Я отвернулся и засмеялся. К сожалению, я в эту пору сам похож был на турка из сказки. И мы долго лежали молча на песке. «О, милая, тонкая и наивная восточная мудрость!» — думал я, поглядывая на алеющий при закате Ай-Петри. А Илья Абрамыч делал вид, что он забыл о сказке, и причмокивал, потягивая из бутылки.

— Доброе, доброе вино! — говорил он. — О, дурак тот, кто бросает из-за одной блохи целое одеяло в огонь!

1901

В Альпах*

Тихи и безлюдны альпийские долины в серые дни поздней осени! Неясно синеют они, уходя друг за другом в горы, дикие вершины которых тонут в облачном небе. Свинцовое и равнодушное, оно низко висит над озерами, и такие же свинцовые, только более темные и красивые, лежат под ним озера, налитые между гор, сизыми гранитами подымающихся из их лона. Когда глядишь в это облачное небо, тянет уйти в его туманы, провести ночь в каком-нибудь безлюдном горном отеле, скрытом в высоте мглою…
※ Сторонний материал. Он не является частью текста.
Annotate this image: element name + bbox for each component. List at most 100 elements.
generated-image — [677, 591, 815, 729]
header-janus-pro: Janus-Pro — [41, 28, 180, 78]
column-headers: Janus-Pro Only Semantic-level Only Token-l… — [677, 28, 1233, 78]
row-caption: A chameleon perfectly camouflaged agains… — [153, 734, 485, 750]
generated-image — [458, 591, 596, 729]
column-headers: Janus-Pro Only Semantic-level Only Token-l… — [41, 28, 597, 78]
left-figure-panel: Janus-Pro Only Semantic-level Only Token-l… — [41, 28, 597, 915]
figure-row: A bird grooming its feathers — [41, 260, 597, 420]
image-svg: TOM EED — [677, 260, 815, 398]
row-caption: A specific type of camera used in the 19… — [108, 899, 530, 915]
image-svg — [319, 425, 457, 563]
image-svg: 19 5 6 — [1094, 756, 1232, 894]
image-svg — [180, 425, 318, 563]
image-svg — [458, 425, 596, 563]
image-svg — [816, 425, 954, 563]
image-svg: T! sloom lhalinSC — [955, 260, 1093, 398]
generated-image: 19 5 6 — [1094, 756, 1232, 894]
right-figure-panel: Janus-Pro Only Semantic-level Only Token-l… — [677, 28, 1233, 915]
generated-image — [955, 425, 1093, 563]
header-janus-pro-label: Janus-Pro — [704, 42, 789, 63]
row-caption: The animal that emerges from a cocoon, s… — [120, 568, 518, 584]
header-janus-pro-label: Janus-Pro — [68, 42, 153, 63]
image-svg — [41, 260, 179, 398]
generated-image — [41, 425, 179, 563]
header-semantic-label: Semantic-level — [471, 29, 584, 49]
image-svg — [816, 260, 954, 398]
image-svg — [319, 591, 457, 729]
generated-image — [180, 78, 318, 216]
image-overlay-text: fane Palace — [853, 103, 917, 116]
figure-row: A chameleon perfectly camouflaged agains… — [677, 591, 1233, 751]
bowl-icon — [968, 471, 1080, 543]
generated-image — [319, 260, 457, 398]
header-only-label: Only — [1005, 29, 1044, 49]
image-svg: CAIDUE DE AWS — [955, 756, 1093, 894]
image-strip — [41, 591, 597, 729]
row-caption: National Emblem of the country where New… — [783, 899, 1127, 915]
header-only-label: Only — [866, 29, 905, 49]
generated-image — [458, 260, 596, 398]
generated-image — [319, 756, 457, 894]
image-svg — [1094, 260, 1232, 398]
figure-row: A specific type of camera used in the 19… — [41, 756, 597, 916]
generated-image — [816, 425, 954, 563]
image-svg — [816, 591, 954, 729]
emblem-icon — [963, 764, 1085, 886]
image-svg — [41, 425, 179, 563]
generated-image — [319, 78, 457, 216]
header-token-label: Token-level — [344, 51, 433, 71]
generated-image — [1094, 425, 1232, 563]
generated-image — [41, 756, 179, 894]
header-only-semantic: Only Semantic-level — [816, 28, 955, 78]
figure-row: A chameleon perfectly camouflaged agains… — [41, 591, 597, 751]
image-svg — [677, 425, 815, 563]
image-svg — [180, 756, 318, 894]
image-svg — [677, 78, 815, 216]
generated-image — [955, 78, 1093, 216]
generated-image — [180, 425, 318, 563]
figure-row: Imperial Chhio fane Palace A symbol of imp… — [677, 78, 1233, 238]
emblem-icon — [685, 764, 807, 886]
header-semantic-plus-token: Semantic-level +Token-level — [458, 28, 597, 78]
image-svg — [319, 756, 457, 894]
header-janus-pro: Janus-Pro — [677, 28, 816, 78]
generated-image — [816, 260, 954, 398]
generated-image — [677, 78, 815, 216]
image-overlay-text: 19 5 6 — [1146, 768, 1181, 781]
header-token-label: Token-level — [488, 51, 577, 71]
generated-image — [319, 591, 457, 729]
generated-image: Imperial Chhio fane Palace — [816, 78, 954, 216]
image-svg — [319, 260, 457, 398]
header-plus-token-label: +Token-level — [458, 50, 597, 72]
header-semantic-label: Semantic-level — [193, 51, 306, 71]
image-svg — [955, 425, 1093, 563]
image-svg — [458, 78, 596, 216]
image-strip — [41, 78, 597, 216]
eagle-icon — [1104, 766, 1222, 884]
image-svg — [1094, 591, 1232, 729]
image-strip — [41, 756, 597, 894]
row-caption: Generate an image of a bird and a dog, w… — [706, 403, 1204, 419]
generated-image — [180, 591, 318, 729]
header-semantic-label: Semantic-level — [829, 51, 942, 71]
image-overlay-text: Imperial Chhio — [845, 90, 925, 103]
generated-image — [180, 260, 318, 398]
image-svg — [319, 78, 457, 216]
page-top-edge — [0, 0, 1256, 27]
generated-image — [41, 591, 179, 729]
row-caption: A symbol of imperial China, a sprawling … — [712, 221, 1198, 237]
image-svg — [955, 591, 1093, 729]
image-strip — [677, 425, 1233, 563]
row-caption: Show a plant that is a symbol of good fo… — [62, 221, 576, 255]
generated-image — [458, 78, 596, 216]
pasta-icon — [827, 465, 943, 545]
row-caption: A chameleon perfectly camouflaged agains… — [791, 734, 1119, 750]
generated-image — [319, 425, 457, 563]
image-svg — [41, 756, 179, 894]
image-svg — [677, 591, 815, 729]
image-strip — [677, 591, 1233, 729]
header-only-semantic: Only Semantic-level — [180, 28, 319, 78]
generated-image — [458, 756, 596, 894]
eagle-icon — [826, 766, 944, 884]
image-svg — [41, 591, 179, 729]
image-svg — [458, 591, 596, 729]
Как-то в начале ноября мы с товарищем скитались в Гларнских долинах. Утром мы покинули на пароходе город, а после полудня уже были далеко в горах. Немного было жутко, — на горах могли разыграться метели, — но крестьяне, встретившиеся нам в начале пути, когда мы только что стали подниматься вдоль забытой до весны зубчатой железной дороги, сказали, что ожидать метелей пока еще нет основания. Но печально было в горах! Низкорослый лес на обрывах был редок и точно задремывал, роняя мелкие желтые листья. Изредка можно было видеть изумленные и тупые морды пасущихся коров, изредка слышался свист мальчиков, собиравших по кустарникам хворост… Потом замерли и эти звуки, в воздухе слегка посвежело… В глубокой тишине мы мерно шагали все выше и выше по крутой дороге, а с гор, с диких скал, сумрачно синеющих сосновыми лесами, серым дымом спускалась к нам зима. Приближались и мы к ней и, останавливаясь, чтобы передохнуть, подолгу смотрели в долины, слабо синеющие сквозь деревья, далеко под нами. Тогда слышно было падение каждого листика в лесу; мокрые кустарники плакали беззвучными слезами, а тишина уже сменялась мертвым молчанием гор. И, счастливые этим глубоким покоем, мы все дальше уходили в долгие сумерки густого ноябрьского дня, медленно умирающего среди горного безлюдья.